Goal Investment Program ESG2020

  1. Review the current WUR expertise and tools available about potential smart soil-water management practices in the Netherlands, aiming to create a WUR knowledge network “copping with Dutch Droughts”. To do that, other Teams from WUR with potential expertise in the field, such as Soil and Land Water Management and Soil Water and Land use will be involved. In this stage, some internal workshops will be organized and the project team created, involving researchers from other teams, if needed. A research question to be investigated in more detail through field experiments will be formulated (goal 4).
  2. Research the strategic water management options looking at functions of water and at the stakeholders and prioritization of water use in times of drought. There are major competing interests at stake during periods of drought, which makes water allocation a ‘wicket problem’. It is therefore important to make trade-offs intrinsic to decision-making and priority setting explicit by means of stakeholder analysis, especially when it concerns societal needs such as drinking water for all, which are not revealed in the marketplace. It is also important that farmers know in advance how much water they can use for irrigation instead of facing random irrigation bans. The value of making trade-offs explicit lies not so much in its numerical assessment as in the process it offers to engage stakeholders across different perspectives and interests in water use as water allocation remains political in nature.
  3. Explore new agricultural use of the heterogeneous sandy-soil landscapes of eastern Netherlands. The bigger idea would be that groundwater levels in these areas need to be restored to mitigate impacts of droughts (climate adaptation). Such a transition would lead to a drastic re-design of land use, where water management aims at restoring groundwater levels, rather than optimal production. Agricultural (or other) land use should fit ‘natural’ circumstances rather than dictate water management needs.
  4. Setting-up of a field test facility in the InnoFields innovation campus to understand better how high technical sensorization could support smart soil-water management, through for example, actual soil water balance and experiment with alternative irrigation methods like sub surface drip irrigation and/or reverse drainage on certain crops (maize, potatoes, etc.).
  5. Within this (initiating) project a larger, multi-year, multi-participant, project will be formulated with funding of for example of the TKI Deltatechnologie.

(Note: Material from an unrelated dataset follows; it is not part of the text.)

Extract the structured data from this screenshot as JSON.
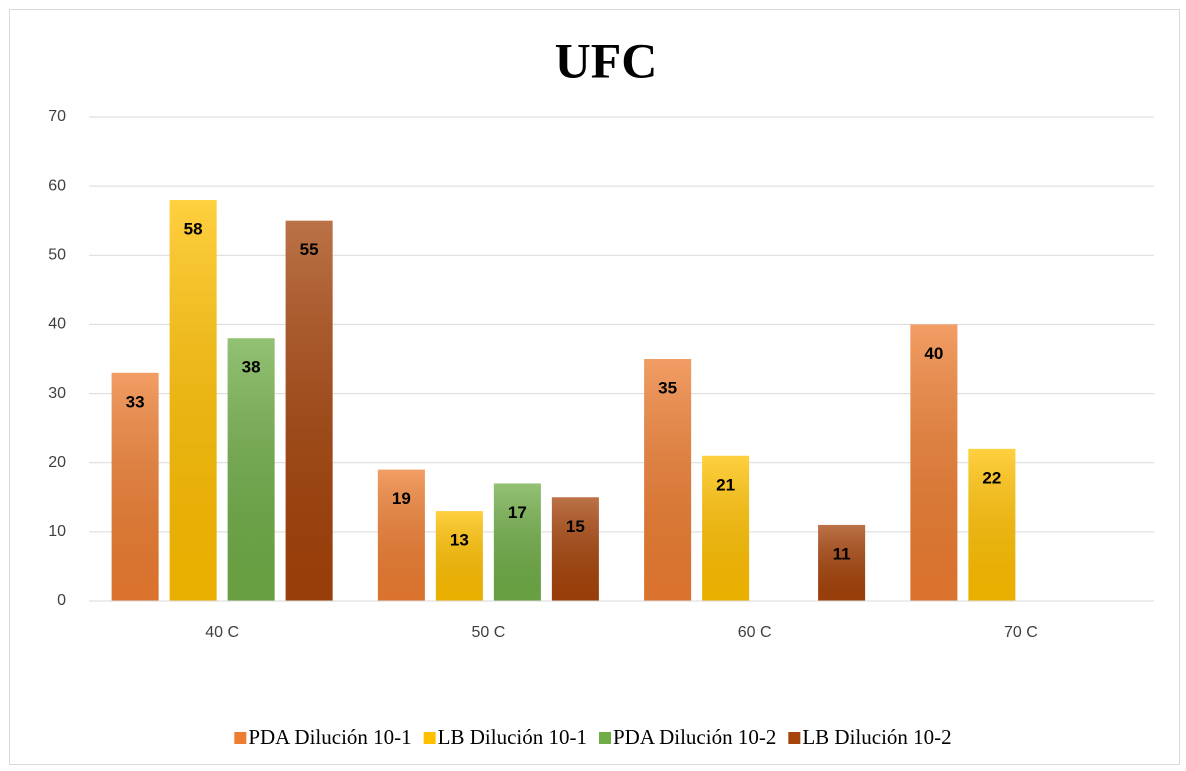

Intended impact on longer term

The “Irrigation in the Netherlands” project will lay the foundations of a stronger involvement of WUR in drought management research and discussion in the Netherlands, looking to a broad set of smart water-soil management practices, such as supplementary irrigation, to be effectively implemented by Dutch farmers and water boards. This can only be done by looking from an interdisciplinary perspective, including technical, social and economic point of view.

The project will contribute to climate-robust agricultural production and water management systems in the Netherlands.

This project will also serve as a knowledge bridge between the private sector (Eijkelkamp), waterboard and WUR.